Who are some young feminists that inspire you?
Grace Tame is hugely inspiring. She is just so authentic and true to herself. Nothing about her feminism is performative and all of her positions are so well thought through. I just love her.
If you could give any piece of advice to your 16-year-old self, what would it be?
To be kind to yourself. As often as possible, speak to yourself like you would speak to your best friend.
What are some of your favourite YA books that you would recommend to Rosie readers?
I recently read The Centre of My Everything by Allayne Webster, which is a really raw and powerful YA novel that centres on teen binge-drinking culture and generational racism. It’s also about transcending our pain and our past to find love and compassion and it’s just beautiful. Kay Kerr writes wonderful YA novels with autistic protagonists and authentic characters (Please Don’t Hug Me and Social Queue). The Museum of Broken Things by Lauren Draper is so heartwarming, and The Not So Chosen One by Kate Emery is SO much fun!

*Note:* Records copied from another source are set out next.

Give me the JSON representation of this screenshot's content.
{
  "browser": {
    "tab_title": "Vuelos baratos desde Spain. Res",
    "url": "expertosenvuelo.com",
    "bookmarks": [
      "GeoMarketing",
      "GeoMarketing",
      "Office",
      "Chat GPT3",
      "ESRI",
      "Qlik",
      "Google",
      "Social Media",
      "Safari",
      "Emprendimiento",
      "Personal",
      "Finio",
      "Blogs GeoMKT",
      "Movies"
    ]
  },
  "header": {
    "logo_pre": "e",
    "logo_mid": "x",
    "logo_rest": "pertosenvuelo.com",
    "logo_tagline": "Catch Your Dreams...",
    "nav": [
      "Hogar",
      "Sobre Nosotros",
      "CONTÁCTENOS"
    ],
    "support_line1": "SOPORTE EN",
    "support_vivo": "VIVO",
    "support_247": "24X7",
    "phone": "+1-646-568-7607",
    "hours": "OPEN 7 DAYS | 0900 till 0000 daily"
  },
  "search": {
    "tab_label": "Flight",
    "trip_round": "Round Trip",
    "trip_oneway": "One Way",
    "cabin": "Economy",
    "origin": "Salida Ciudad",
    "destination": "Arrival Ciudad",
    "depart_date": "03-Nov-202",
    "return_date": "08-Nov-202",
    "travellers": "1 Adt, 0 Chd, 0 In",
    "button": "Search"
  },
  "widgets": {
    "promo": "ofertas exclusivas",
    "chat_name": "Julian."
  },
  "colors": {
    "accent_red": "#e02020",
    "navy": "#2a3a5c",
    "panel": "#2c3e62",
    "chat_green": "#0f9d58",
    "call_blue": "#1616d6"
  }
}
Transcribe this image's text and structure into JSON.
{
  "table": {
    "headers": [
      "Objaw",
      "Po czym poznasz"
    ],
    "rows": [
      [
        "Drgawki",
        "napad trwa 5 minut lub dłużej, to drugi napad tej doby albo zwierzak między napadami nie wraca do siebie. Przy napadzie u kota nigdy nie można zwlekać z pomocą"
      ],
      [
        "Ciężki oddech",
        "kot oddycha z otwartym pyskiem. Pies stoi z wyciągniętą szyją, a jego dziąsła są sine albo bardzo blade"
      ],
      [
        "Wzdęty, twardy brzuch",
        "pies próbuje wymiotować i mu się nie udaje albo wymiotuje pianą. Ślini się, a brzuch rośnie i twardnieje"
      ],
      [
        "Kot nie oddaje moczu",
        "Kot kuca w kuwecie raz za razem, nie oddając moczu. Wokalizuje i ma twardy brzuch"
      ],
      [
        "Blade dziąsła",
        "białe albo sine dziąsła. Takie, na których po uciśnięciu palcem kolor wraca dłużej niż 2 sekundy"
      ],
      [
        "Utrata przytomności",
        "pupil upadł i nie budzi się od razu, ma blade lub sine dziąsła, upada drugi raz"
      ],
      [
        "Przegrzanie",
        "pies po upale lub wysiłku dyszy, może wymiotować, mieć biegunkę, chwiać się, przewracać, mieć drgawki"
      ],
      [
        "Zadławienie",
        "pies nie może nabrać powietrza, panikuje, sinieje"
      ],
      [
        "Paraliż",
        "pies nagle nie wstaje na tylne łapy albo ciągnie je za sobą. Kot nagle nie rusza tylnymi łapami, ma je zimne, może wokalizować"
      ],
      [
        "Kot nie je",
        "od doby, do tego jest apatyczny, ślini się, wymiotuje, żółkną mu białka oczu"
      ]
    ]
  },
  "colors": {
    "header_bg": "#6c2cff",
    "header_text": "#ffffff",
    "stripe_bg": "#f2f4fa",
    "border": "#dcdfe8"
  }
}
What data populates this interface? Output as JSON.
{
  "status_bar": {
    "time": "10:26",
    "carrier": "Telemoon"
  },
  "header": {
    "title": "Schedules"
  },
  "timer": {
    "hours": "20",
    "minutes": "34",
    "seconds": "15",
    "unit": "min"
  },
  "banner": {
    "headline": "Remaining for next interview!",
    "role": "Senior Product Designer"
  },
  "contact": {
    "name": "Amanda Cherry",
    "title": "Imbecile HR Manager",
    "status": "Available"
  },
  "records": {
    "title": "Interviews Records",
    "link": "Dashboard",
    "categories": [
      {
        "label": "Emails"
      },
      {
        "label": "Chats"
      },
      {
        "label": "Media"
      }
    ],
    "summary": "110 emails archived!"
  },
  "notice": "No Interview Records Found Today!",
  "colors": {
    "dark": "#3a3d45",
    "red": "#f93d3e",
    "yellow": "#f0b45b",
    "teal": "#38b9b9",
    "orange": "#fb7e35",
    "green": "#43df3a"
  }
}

Sadie Starr’s Guide to Starting Over by Miranda Luby is now available at bookstores across Australia.
MIRANDA LUBY
Miranda Luby is an author, freelance journalist and copywriter living on Victoria’s Surf Coast. She has won several awards for her short stories, and her journalism features in publications such as National Geographic, the BBC and the New York Post. Miranda was shortlisted for the Text Prize for her debut novel, Sadie Starr’s Guide to Starting Over.